Fire sale: West Newton VFD sells hall
By Joe Napsha
Published: Wednesday, Aug. 21, 2013, 12:01 a.m.
West Newton Volunteer Fire Department is selling its fire hall and ballroom to a South Huntingdon businessman to get the department out of debt and provide money to operate, fire officials said.
“We are having financial trouble, so we are selling the whole building,” West Newton fire Chief Craig Sanner said last week.
Sanner declined to reveal how much the department still owes on the mortgage for the property, nor would he disclose the sale price of the 2.4-acre property at 100 Riverside Drive. He anticipates the deal will be completed in September.
The prospective buyer, Frank Szczerba, owner of Szczerba Excavating Inc., said he intends to convert the ballroom into an industrial park for businesses, But the fire department can lease the fire hall portion of the structure “for as long as they are in operation.”
“We intend to be here. We've been here for 106 years,” Sanner said.
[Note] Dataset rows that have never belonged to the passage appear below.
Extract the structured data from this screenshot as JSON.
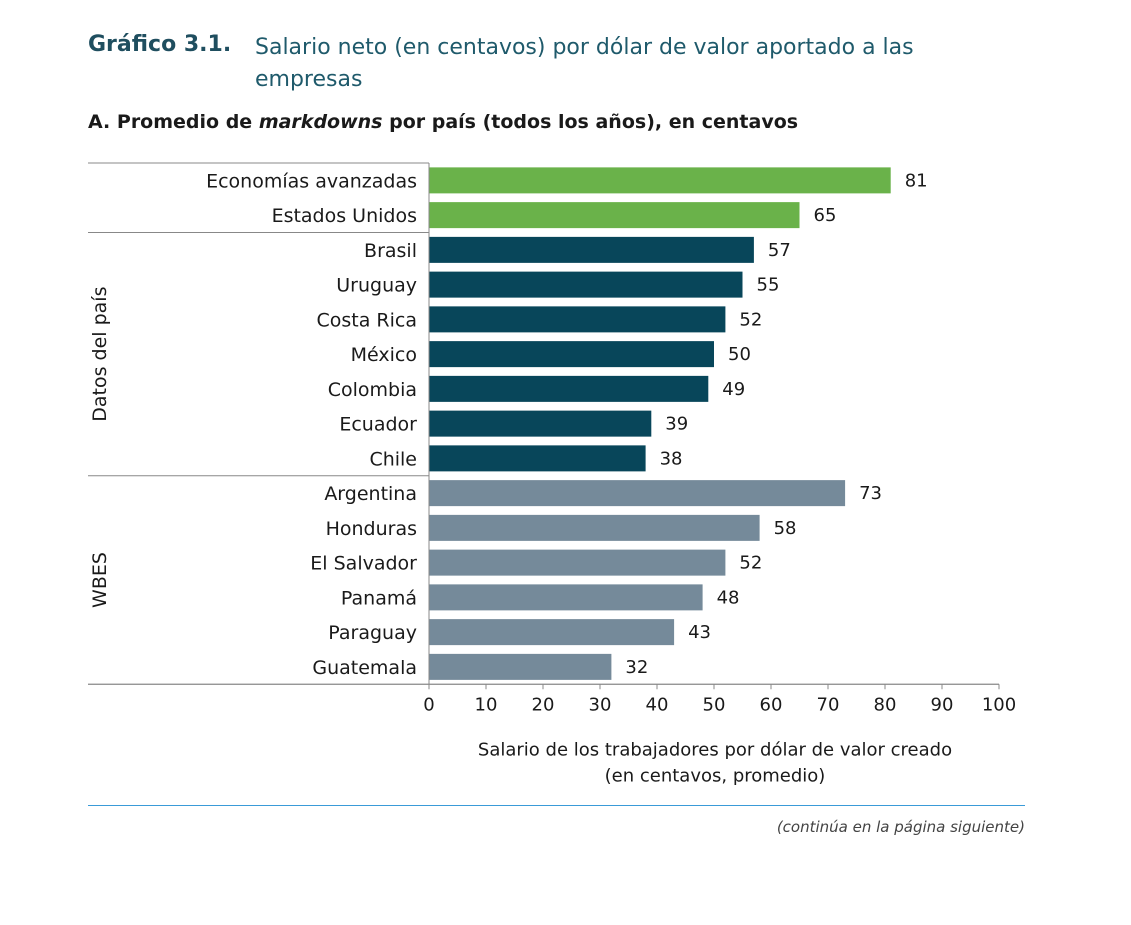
{
  "header": {
    "label": "Gráfico 3.1.",
    "title": "Salario neto (en centavos) por dólar de valor aportado a las empresas"
  },
  "subtitle": {
    "prefix": "A. Promedio de ",
    "italic": "markdowns",
    "suffix": " por país (todos los años), en centavos"
  },
  "footer": {
    "note": "(continúa en la página siguiente)"
  },
  "chart_data": {
    "type": "bar",
    "orientation": "horizontal",
    "title": "A. Promedio de markdowns por país (todos los años), en centavos",
    "xlabel": "Salario de los trabajadores por dólar de valor creado (en centavos, promedio)",
    "xlabel_lines": [
      "Salario de los trabajadores por dólar de valor creado",
      "(en centavos, promedio)"
    ],
    "xlim": [
      0,
      100
    ],
    "xticks": [
      0,
      10,
      20,
      30,
      40,
      50,
      60,
      70,
      80,
      90,
      100
    ],
    "groups": [
      {
        "name": "",
        "color": "#6ab24a",
        "categories": [
          "Economías avanzadas",
          "Estados Unidos"
        ],
        "values": [
          81,
          65
        ]
      },
      {
        "name": "Datos del país",
        "color": "#08465a",
        "categories": [
          "Brasil",
          "Uruguay",
          "Costa Rica",
          "México",
          "Colombia",
          "Ecuador",
          "Chile"
        ],
        "values": [
          57,
          55,
          52,
          50,
          49,
          39,
          38
        ]
      },
      {
        "name": "WBES",
        "color": "#758a9a",
        "categories": [
          "Argentina",
          "Honduras",
          "El Salvador",
          "Panamá",
          "Paraguay",
          "Guatemala"
        ],
        "values": [
          73,
          58,
          52,
          48,
          43,
          32
        ]
      }
    ]
  }
}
The West Newton Fire Department, which has 18 to 20 members, has discussed signing a five-year lease with the new owner, at very favorable terms, Sanner said.
“It was dirt cheap,” Sanner said of the offer.
Szczerba declined to reveal the tentative sale price. “We're looking at it as an investment property,” he said.
Frank Wagner, fire company president, said he believes the department made the right decision.
“I think we got a good deal. We were in a bind and we wanted to get the bank off our backs,” he said.
The fire department bought the property, which included the metal building that houses the Youghiogheny Ballroom and fire hall, in July 1996 from Harry J. Knopp and P. Ben Stork for $127,398, according to documents in the Westmoreland County Recorder of Deeds.
Neither Wagner nor Sanner would discuss details of the fire company's finances.
Although the ballroom will be closed, Szczerba said he will honor arrangements for events booked there for the remainder of the year. Szczerba said he does not expect to begin work to convert the ballroom into an industrial site until January.
Both Sanner and Szczerba said it has been difficult to attract enough wedding receptions, showers, parties and fundraisers to make the ballroom operation profitable, or at least to break even.
“It used to be in the summer months; we were booked every weekend. It's become harder and harder” to attract events because of the competition, Sanner said.
Bingo and other fundraisers require work by the volunteer firefighters, who already are devoting their spare time to the fire department, Sanner said.
West Newton Borough provides financial support, paying the department's workers' compensation insurance, liability and property insurance, and phone bill, which total about $32,000 a year, said Pamela Humenik, borough secretary. The borough levies a $52 Emergency and Municipal Service tax on employees in the borough who earn more than $12,000 a year.
Mayor Mary Popovich, who sponsored a St. Patrick's Day fundraising event for the fire department, said she was not surprised by news of the prospective sale.
Much of the department's money has gone into operating and maintaining the ballroom. The firefighters would have to hold monthly fundraisers to continue to pay those expenses, she said.
“They can't sustain it. It's like being in quicksand. They're sinking every little bit,” Popovich said.
All fire companies struggle to raise money, said Greg Saunders, chief of the Bovard fire department and former president of the Fire Chiefs Association Westmoreland County.
“In my opinion, it's sometimes spending beyond your means and it's the cost of the equipment that's going sky-high. The money is just not there anymore,” Saunders said.
Its 100-foot ladder truck was repossessed recently by Commercial Bank & Trust because the fire department stopped making payments.
“It was either pay that (truck) or the building. That was our option out of a bad financial situation,” Sanner said.
The truck had been out of service because it needs costly repairs, Sanner said.
“Getting parts for it (a 1981 ladder truck), is next to impossible. They have to be custom made,” he said.
The truck was taken to the Pittsburgh Independent Auto Auction, a dealership-only auction business in Hempfield. An auto auction spokesman declined to comment on the listed price and said the owner sets the starting bid price.
Keith Visconti, a spokesman for Latrobe-based Commercial Bank, said the bank could not comment on its transactions with the fire department.
Sanner said the borough's safety is not endangered without the ladder truck. The fire department still has a 50-foot Tele-Squirt ladder truck and will continue to rely on assistance from the Rostraver Central and Webster departments for longer ladder trucks, he said.
The fire department plans to apply for a government grant to acquire a 75-foot ladder truck that costs between $400,000 and $500,000, Sanner said. That truck would replace the repossessed ladder truck and its 50-foot Tele-Squirt fire truck.
“If it wasn't for the grants, we would not be able to have this equipment,” Sanner said.